The consequence is that any operation which relies on accessing the value gives undefined behaviour. Accessing the value of a variable is necessary to;

  • Compare it with another value. For example, a == b gives undefined behaviour if either a or b is uninitialised. Even the comparison a == a gives undefined behaviour if a is uninitialised.
  • Assign the value to another variable. For example, a = b gives undefined behaviour if b is uninitialised.
  • Pass it to a function by value. For a function f(), the call f(a) will give undefined behaviour if a is uninitialised.
  • Output the value. For example, std::cout << a gives undefined behaviour if a is uninitialised.

Because of this, there is no point in requiring an uninitialised variable to have a particular value. Accessing the value gives undefined behaviour, so testing if it is equal (or not equal, or greater than, or ....) to any value gives undefined behaviour.

This is often summarised by describing the value of an uninitialised variable as indeterminate. If it is not possible to access a value without introducing undefined behaviour, it is not possible to reliably determine what the value is.

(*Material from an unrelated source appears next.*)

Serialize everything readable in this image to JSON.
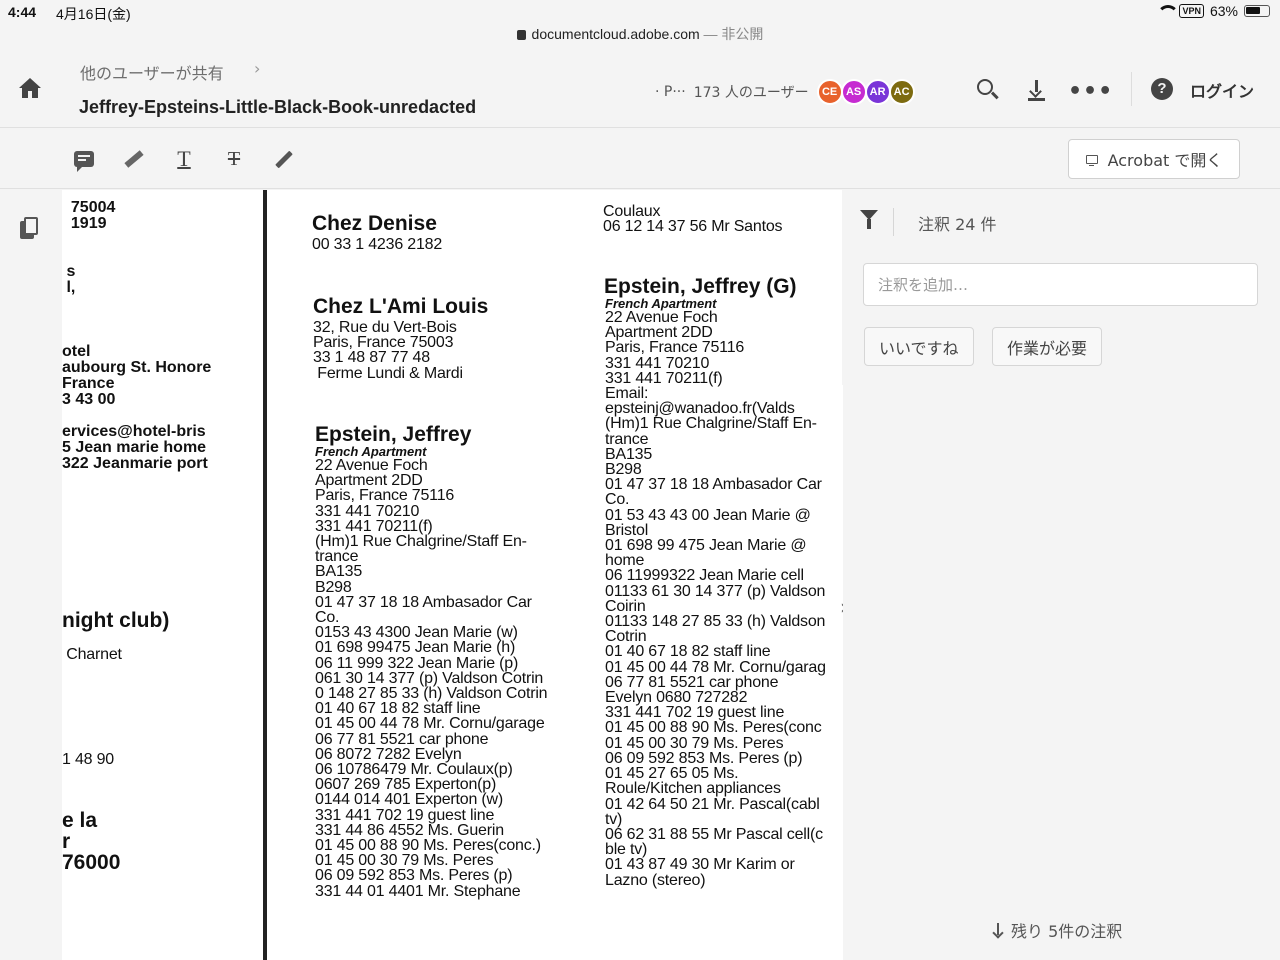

Of course, there is then the question of why the standard deems that accessing the value of an uninitialised variable gives undefined behaviour. Leaving the value uninitialised allows the compiler to allocate memory for the variable (e.g. from stack) but not bother initialising it - the data in that memory can be whatever happens to be there. Initialising a variable to any specified value can be an expensive operation (e.g. an array of two million elements is a variable, albeit a big one, and initialising it may be computationally expensive). It is also often an unnecessary operation, since the first thing a lot of code does to an initialised variable is (wait for it ....) to assign a value to it i.e. to initialise it.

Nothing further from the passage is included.